If you have ten-plus years in your field, AI is probably making you more productive and more valuable. Your wage trajectory is likely positive. The Challenger report found hiring plans surged 157% in March. AI engineer salaries average $206,000, with MLOps specialists commanding $165,000+ and top research positions exceeding $489,000 in total comp.
If you’re under 25 and entering the workforce, you’re facing conditions that haven’t been this difficult since the late 1980s. The traditional playbook — get a degree, land an entry-level position, work your way up — is cracking under the weight of a technology that can do junior work for free.
What You Can Do
If you’re starting out: Stop competing with AI on its terms. A chatbot can write boilerplate code, draft standard contracts, and build basic models. It can’t sit in a room with a difficult client and de-escalate a situation. Optimize for roles that put you in front of humans, not screens. IBM’s model — rewriting junior roles to emphasize customer interaction — is the template to look for.

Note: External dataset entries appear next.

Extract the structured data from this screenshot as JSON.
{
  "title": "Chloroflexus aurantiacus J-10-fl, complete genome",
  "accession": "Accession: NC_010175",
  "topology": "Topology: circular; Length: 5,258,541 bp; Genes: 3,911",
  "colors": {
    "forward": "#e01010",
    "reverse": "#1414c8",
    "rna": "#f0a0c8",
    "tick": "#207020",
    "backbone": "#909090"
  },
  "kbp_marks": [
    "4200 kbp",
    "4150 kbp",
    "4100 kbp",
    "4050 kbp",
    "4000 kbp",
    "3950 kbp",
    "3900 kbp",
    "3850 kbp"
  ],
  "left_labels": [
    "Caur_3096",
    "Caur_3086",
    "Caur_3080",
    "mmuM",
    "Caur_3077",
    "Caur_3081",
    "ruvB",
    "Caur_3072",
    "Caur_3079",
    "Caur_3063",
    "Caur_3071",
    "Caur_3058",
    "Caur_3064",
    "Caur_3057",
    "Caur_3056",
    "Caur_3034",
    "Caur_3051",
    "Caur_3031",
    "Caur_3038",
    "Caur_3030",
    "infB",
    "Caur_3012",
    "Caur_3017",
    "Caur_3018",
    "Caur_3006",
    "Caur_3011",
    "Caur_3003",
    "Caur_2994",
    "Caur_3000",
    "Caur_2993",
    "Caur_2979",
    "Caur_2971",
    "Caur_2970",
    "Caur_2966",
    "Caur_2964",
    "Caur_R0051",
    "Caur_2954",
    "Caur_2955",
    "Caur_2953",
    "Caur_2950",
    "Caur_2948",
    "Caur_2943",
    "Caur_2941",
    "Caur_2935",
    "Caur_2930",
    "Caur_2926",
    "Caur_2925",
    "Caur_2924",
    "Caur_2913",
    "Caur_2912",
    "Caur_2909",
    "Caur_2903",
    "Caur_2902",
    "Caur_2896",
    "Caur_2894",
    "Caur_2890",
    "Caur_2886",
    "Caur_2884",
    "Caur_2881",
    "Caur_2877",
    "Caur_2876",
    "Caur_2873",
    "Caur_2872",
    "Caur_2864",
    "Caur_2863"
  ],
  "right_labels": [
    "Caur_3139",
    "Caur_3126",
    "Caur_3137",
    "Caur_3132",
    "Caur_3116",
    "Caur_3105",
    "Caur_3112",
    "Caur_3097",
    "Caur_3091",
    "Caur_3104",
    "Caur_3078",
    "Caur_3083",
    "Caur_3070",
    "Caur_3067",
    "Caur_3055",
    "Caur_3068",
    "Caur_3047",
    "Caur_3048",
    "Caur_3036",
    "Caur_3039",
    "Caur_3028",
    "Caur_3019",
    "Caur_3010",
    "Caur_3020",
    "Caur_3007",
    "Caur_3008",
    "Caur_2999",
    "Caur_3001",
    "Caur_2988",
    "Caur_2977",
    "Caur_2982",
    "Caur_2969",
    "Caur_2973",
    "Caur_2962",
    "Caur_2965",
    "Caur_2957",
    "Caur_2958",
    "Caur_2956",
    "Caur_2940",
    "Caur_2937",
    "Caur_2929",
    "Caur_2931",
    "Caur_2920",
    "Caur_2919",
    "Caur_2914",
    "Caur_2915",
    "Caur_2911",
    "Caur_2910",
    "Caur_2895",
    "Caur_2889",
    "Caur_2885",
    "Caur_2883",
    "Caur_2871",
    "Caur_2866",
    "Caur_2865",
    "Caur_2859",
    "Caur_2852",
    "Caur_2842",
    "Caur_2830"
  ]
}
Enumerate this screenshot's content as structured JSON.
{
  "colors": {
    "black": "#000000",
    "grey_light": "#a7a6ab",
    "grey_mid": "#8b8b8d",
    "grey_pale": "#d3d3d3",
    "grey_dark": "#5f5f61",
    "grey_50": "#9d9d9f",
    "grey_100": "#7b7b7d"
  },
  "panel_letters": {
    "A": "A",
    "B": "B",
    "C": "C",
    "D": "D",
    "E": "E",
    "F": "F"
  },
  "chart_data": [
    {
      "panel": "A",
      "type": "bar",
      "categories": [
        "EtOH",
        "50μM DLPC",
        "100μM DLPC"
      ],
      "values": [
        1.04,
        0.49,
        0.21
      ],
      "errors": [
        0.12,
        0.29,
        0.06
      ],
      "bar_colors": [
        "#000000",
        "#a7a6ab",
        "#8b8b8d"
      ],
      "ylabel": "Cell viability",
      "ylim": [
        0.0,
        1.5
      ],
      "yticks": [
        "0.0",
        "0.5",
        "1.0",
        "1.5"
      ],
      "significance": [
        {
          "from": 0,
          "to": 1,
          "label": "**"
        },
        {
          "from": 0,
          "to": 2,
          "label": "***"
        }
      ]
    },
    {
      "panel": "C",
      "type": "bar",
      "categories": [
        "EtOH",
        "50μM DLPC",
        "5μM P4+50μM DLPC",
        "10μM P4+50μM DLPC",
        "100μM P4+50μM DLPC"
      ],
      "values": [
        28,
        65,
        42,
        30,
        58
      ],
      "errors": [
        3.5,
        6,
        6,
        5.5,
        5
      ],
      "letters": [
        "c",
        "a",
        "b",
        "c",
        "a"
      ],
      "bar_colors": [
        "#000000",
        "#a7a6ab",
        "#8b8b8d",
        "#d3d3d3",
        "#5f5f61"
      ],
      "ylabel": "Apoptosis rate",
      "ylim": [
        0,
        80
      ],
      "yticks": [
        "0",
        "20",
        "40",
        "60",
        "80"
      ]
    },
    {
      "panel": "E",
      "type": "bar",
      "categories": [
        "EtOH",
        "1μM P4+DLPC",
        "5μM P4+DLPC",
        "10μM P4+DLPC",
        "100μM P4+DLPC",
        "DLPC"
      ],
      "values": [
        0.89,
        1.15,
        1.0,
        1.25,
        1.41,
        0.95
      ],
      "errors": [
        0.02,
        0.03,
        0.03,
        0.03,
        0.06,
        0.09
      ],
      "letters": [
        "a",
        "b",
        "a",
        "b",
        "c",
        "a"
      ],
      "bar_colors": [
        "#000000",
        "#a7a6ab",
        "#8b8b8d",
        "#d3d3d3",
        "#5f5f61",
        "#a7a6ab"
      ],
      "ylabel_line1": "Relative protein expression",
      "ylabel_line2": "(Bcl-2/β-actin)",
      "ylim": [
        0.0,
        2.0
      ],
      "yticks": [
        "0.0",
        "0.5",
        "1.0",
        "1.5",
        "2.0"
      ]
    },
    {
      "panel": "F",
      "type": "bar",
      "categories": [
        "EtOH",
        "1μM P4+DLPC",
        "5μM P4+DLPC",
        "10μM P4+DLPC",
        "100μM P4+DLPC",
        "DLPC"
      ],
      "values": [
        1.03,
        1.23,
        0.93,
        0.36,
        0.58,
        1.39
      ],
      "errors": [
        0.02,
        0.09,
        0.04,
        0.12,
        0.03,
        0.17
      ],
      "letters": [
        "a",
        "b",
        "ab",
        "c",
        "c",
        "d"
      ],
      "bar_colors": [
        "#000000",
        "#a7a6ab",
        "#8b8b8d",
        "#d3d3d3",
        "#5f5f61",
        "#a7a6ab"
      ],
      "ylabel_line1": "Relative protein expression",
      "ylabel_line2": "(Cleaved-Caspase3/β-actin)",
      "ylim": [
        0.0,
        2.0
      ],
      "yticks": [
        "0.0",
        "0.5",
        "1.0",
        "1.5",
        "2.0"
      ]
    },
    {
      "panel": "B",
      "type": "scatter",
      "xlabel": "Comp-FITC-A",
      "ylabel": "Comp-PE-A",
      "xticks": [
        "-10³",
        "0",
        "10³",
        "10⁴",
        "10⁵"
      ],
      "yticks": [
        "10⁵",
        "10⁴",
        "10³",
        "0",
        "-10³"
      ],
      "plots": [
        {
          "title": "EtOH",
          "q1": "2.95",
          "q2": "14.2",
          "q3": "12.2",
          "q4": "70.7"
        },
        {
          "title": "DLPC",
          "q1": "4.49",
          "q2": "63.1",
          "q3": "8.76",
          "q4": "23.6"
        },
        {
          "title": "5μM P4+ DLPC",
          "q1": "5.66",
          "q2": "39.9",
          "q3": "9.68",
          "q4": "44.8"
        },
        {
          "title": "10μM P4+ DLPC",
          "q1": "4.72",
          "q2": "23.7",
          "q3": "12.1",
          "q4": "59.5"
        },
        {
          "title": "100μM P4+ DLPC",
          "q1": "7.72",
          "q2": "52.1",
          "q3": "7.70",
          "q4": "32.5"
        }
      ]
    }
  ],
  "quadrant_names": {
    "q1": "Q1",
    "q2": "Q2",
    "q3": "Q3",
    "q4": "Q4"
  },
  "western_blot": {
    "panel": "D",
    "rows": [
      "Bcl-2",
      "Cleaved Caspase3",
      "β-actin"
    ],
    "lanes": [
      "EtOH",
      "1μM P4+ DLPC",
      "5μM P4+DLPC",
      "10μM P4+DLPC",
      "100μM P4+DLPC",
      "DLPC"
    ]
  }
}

If you’re mid-career: You’re in the sweet spot, for now. Use this window to build the tacit knowledge that makes you AI-resistant. Learn the tools well enough to 2x your output, but don’t assume the advantage is permanent. AI capabilities are moving upward through the experience ladder, not staying at the bottom.
If you’re hiring: IBM is making a bet that most of your competitors aren’t. The entry-level talent pool is the most available it’s been in years, and the cost of ignoring it compounds annually. Companies that build their pipeline now will have a structural advantage when everyone else is fighting over the same pool of senior talent in 2030.
The next data point is the April Challenger report, due in early May. March was already a record. Whether April breaks it again will tell us if this divergence is stabilizing or accelerating.